= Higher Education European Masters =

Erasmus Mundus Program

The Higher Education European Masters is an Erasmus Mundus program which focuses on the functions, policies, and operations of higher education.
Professor Peter Maassen, a professor at the University of Oslo and also a research professor at NIFU-STEP, was instrumental in the conceptualisation of the programme. The program was among the first to acquire an Erasmus Mundus European Masters label of the European Union in 2004.

The students are able to study developments within higher education as taught by leading lights in the field. Moreover, they are also have an opportunity to experience three different university systems as they pursue their mobility scheme. Non-European students may be awarded scholarships as part of the Erasmus Mundus programme.
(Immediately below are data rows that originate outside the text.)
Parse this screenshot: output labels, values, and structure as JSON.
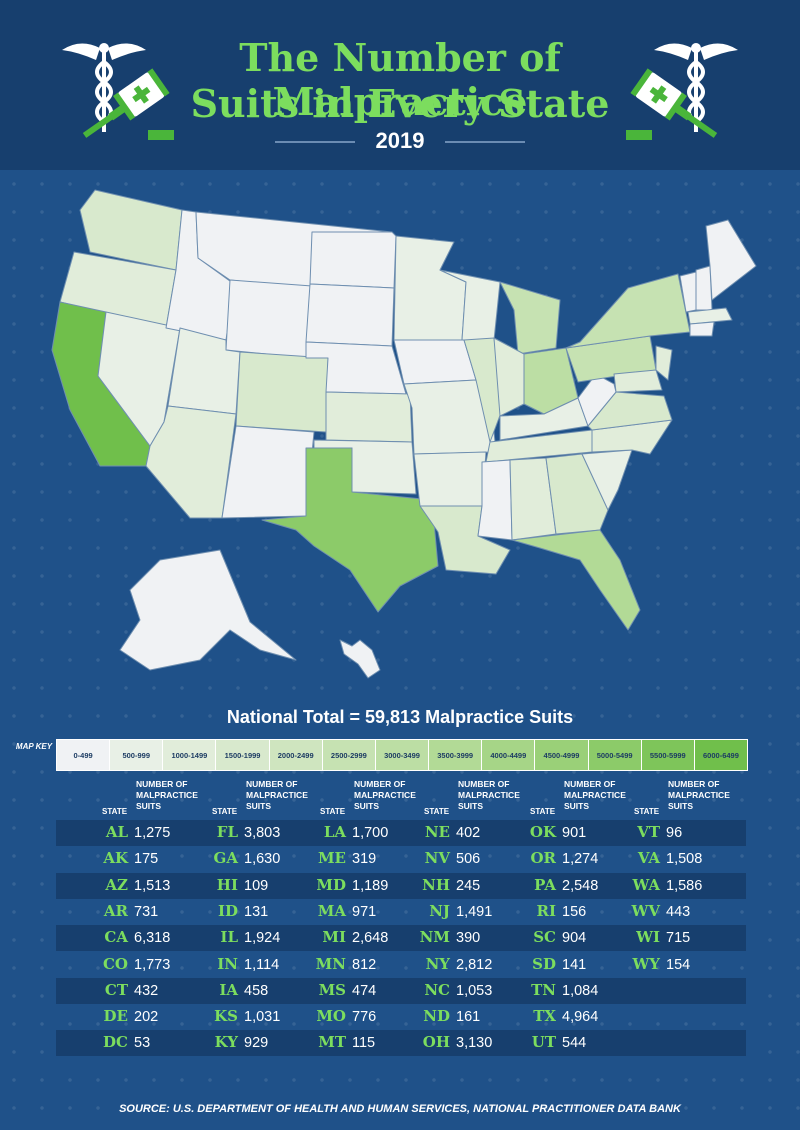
{
  "title_line1": "The Number of Malpractice",
  "title_line2": "Suits in Every State",
  "year": "2019",
  "national_total": "National Total = 59,813 Malpractice Suits",
  "map_key_label": "MAP KEY",
  "legend_bins": [
    {
      "label": "0-499",
      "color": "#f0f2f4"
    },
    {
      "label": "500-999",
      "color": "#e8f0e6"
    },
    {
      "label": "1000-1499",
      "color": "#e1edda"
    },
    {
      "label": "1500-1999",
      "color": "#d8e9cd"
    },
    {
      "label": "2000-2499",
      "color": "#cfe5bf"
    },
    {
      "label": "2500-2999",
      "color": "#c6e2b2"
    },
    {
      "label": "3000-3499",
      "color": "#bcdea4"
    },
    {
      "label": "3500-3999",
      "color": "#b2da96"
    },
    {
      "label": "4000-4499",
      "color": "#a6d587"
    },
    {
      "label": "4500-4999",
      "color": "#9ad078"
    },
    {
      "label": "5000-5499",
      "color": "#8ccb69"
    },
    {
      "label": "5500-5999",
      "color": "#7ec55a"
    },
    {
      "label": "6000-6499",
      "color": "#70bf4b"
    }
  ],
  "column_header_state": "STATE",
  "column_header_number": "NUMBER OF MALPRACTICE SUITS",
  "table_columns": [
    [
      [
        "AL",
        "1,275"
      ],
      [
        "AK",
        "175"
      ],
      [
        "AZ",
        "1,513"
      ],
      [
        "AR",
        "731"
      ],
      [
        "CA",
        "6,318"
      ],
      [
        "CO",
        "1,773"
      ],
      [
        "CT",
        "432"
      ],
      [
        "DE",
        "202"
      ],
      [
        "DC",
        "53"
      ]
    ],
    [
      [
        "FL",
        "3,803"
      ],
      [
        "GA",
        "1,630"
      ],
      [
        "HI",
        "109"
      ],
      [
        "ID",
        "131"
      ],
      [
        "IL",
        "1,924"
      ],
      [
        "IN",
        "1,114"
      ],
      [
        "IA",
        "458"
      ],
      [
        "KS",
        "1,031"
      ],
      [
        "KY",
        "929"
      ]
    ],
    [
      [
        "LA",
        "1,700"
      ],
      [
        "ME",
        "319"
      ],
      [
        "MD",
        "1,189"
      ],
      [
        "MA",
        "971"
      ],
      [
        "MI",
        "2,648"
      ],
      [
        "MN",
        "812"
      ],
      [
        "MS",
        "474"
      ],
      [
        "MO",
        "776"
      ],
      [
        "MT",
        "115"
      ]
    ],
    [
      [
        "NE",
        "402"
      ],
      [
        "NV",
        "506"
      ],
      [
        "NH",
        "245"
      ],
      [
        "NJ",
        "1,491"
      ],
      [
        "NM",
        "390"
      ],
      [
        "NY",
        "2,812"
      ],
      [
        "NC",
        "1,053"
      ],
      [
        "ND",
        "161"
      ],
      [
        "OH",
        "3,130"
      ]
    ],
    [
      [
        "OK",
        "901"
      ],
      [
        "OR",
        "1,274"
      ],
      [
        "PA",
        "2,548"
      ],
      [
        "RI",
        "156"
      ],
      [
        "SC",
        "904"
      ],
      [
        "SD",
        "141"
      ],
      [
        "TN",
        "1,084"
      ],
      [
        "TX",
        "4,964"
      ],
      [
        "UT",
        "544"
      ]
    ],
    [
      [
        "VT",
        "96"
      ],
      [
        "VA",
        "1,508"
      ],
      [
        "WA",
        "1,586"
      ],
      [
        "WV",
        "443"
      ],
      [
        "WI",
        "715"
      ],
      [
        "WY",
        "154"
      ]
    ]
  ],
  "source": "SOURCE:  U.S. DEPARTMENT OF HEALTH AND HUMAN SERVICES, NATIONAL PRACTITIONER DATA BANK",
  "colors": {
    "background": "#1f5189",
    "header": "#173f6e",
    "accent_green": "#7cdd5e",
    "dark_row": "#173f6e"
  },
  "icons": [
    "caduceus-icon",
    "gavel-icon"
  ]
}
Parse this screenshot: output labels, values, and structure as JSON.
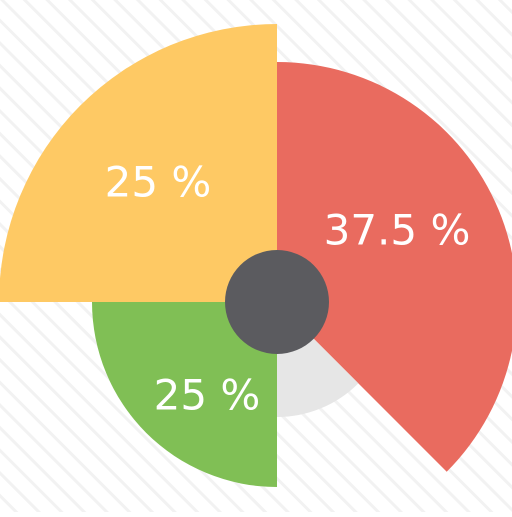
{
  "chart_data": {
    "type": "pie",
    "style": "exploded radial pie with varying radii and a dark center hub",
    "slices": [
      {
        "label": "37.5 %",
        "value": 37.5,
        "color": "#E96B5F"
      },
      {
        "label": "",
        "value": 12.5,
        "color": "#E6E6E6"
      },
      {
        "label": "25 %",
        "value": 25,
        "color": "#80BF55"
      },
      {
        "label": "25 %",
        "value": 25,
        "color": "#FEC964"
      }
    ],
    "hub_color": "#5B5B5F",
    "background_stripe_color": "#F2F2F2"
  }
}
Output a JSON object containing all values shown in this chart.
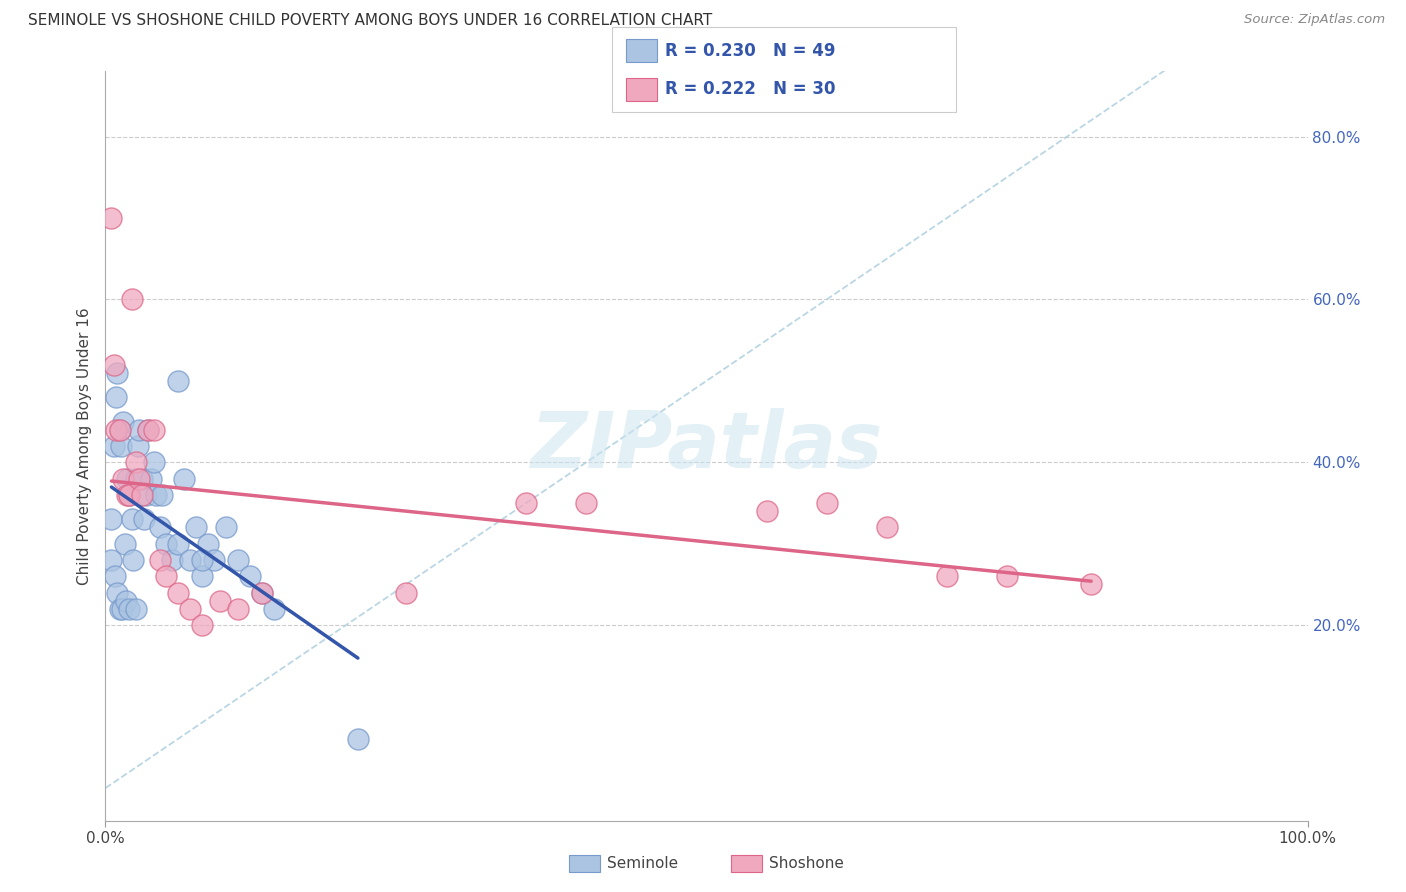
{
  "title": "SEMINOLE VS SHOSHONE CHILD POVERTY AMONG BOYS UNDER 16 CORRELATION CHART",
  "source": "Source: ZipAtlas.com",
  "ylabel": "Child Poverty Among Boys Under 16",
  "xlim": [
    0,
    1.0
  ],
  "ylim": [
    -0.04,
    0.88
  ],
  "seminole_color": "#aac4e2",
  "shoshone_color": "#f0a8bf",
  "seminole_edge_color": "#7799cc",
  "shoshone_edge_color": "#dd6688",
  "trend_blue": "#3355aa",
  "trend_pink": "#dd6688",
  "ref_line_color": "#aaccdd",
  "grid_color": "#cccccc",
  "R_seminole": 0.23,
  "N_seminole": 49,
  "R_shoshone": 0.222,
  "N_shoshone": 30,
  "watermark": "ZIPatlas",
  "background_color": "#ffffff",
  "seminole_x": [
    0.005,
    0.007,
    0.009,
    0.01,
    0.012,
    0.013,
    0.015,
    0.016,
    0.018,
    0.02,
    0.022,
    0.023,
    0.025,
    0.027,
    0.028,
    0.03,
    0.032,
    0.034,
    0.035,
    0.038,
    0.04,
    0.042,
    0.045,
    0.047,
    0.05,
    0.055,
    0.06,
    0.065,
    0.07,
    0.075,
    0.08,
    0.085,
    0.09,
    0.1,
    0.11,
    0.12,
    0.13,
    0.14,
    0.005,
    0.008,
    0.01,
    0.012,
    0.014,
    0.017,
    0.02,
    0.025,
    0.06,
    0.08,
    0.21
  ],
  "seminole_y": [
    0.33,
    0.42,
    0.48,
    0.51,
    0.44,
    0.42,
    0.45,
    0.3,
    0.38,
    0.36,
    0.33,
    0.28,
    0.38,
    0.42,
    0.44,
    0.38,
    0.33,
    0.36,
    0.44,
    0.38,
    0.4,
    0.36,
    0.32,
    0.36,
    0.3,
    0.28,
    0.3,
    0.38,
    0.28,
    0.32,
    0.26,
    0.3,
    0.28,
    0.32,
    0.28,
    0.26,
    0.24,
    0.22,
    0.28,
    0.26,
    0.24,
    0.22,
    0.22,
    0.23,
    0.22,
    0.22,
    0.5,
    0.28,
    0.06
  ],
  "shoshone_x": [
    0.005,
    0.007,
    0.009,
    0.012,
    0.015,
    0.018,
    0.02,
    0.022,
    0.025,
    0.028,
    0.03,
    0.035,
    0.04,
    0.045,
    0.05,
    0.06,
    0.07,
    0.08,
    0.095,
    0.11,
    0.13,
    0.25,
    0.35,
    0.4,
    0.55,
    0.6,
    0.65,
    0.7,
    0.75,
    0.82
  ],
  "shoshone_y": [
    0.7,
    0.52,
    0.44,
    0.44,
    0.38,
    0.36,
    0.36,
    0.6,
    0.4,
    0.38,
    0.36,
    0.44,
    0.44,
    0.28,
    0.26,
    0.24,
    0.22,
    0.2,
    0.23,
    0.22,
    0.24,
    0.24,
    0.35,
    0.35,
    0.34,
    0.35,
    0.32,
    0.26,
    0.26,
    0.25
  ]
}
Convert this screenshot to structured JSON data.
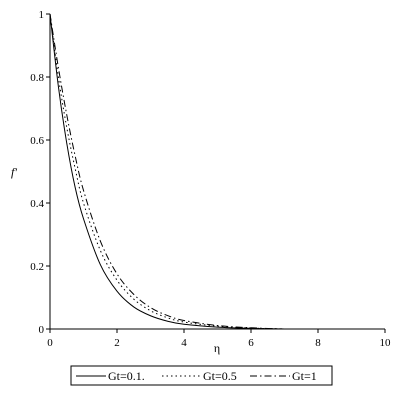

==Consortium institutions==
HEEM is offered by a consortium of three universities;

- University of Oslo in Norway (Institute of Educational Research),
- University of Tampere in Finland
- University of Aveiro in Portugal

Moreover, other universities and academic organisations are involved in the program, including Obirin University in Japan and the Center for Higher Education Policy Studies (CHEPS) in Netherlands.

==Mobility scheme==
The programme consists of four semesters and is fully taught in English. The first semester at the University of Oslo provides the students with an introduction to the history, philosophy, theories, concepts and disciplinary perspectives for studying higher education. It also includes an introduction to social science research methods. In the second semester at University of Helsinki and third semester at University of Aveiro, students further pursue studies in research methods as well as in-depth focus on change in higher education from various perspectives such as management, administration, internationalisation and economics. This is provided in modules developed and taught by various faculty members in the involved institutions. In the third semester, students commence working on their thesis. The fourth semester is spent researching on and writing the Masters thesis at one of the consortium universities, depending on the student's area of research.

==Admission requirements==
Admission is based on;

- A three-year university degree (bachelor degree), or an equivalent approved by the program committee
- A good command of academic English
- A statement of purpose and research interest.

==Tuition fees and funding==
There are three categories of applicants; self-financed, European students and third-country scholarship applicants. For application as a third-country scholarship student, one must meet the eligibility criteria for an Erasmus Mundus scholarship. European students have a chance to obtain a scholarship funded by the Hedda association. Moreover, European students have a chance to receive funding to spend one semester at a partner university outside of Europe, in HEEM's case, Obirin University in Japan. For the class of 2007–2009, 20 Erasmus Mundus scholarships and 5 Hedda scholarships for European students were available.

==Degrees awarded==
The University of Oslo, on behalf of the consortium, awards a joint degree entitled European Masters in Higher Education and a diploma which enumerates the course content and the students achievements.
The University of Tampere also awards a degree entitled Master of Administrative Science. The degree is issued in Finnish but an English language diploma is in Finnish.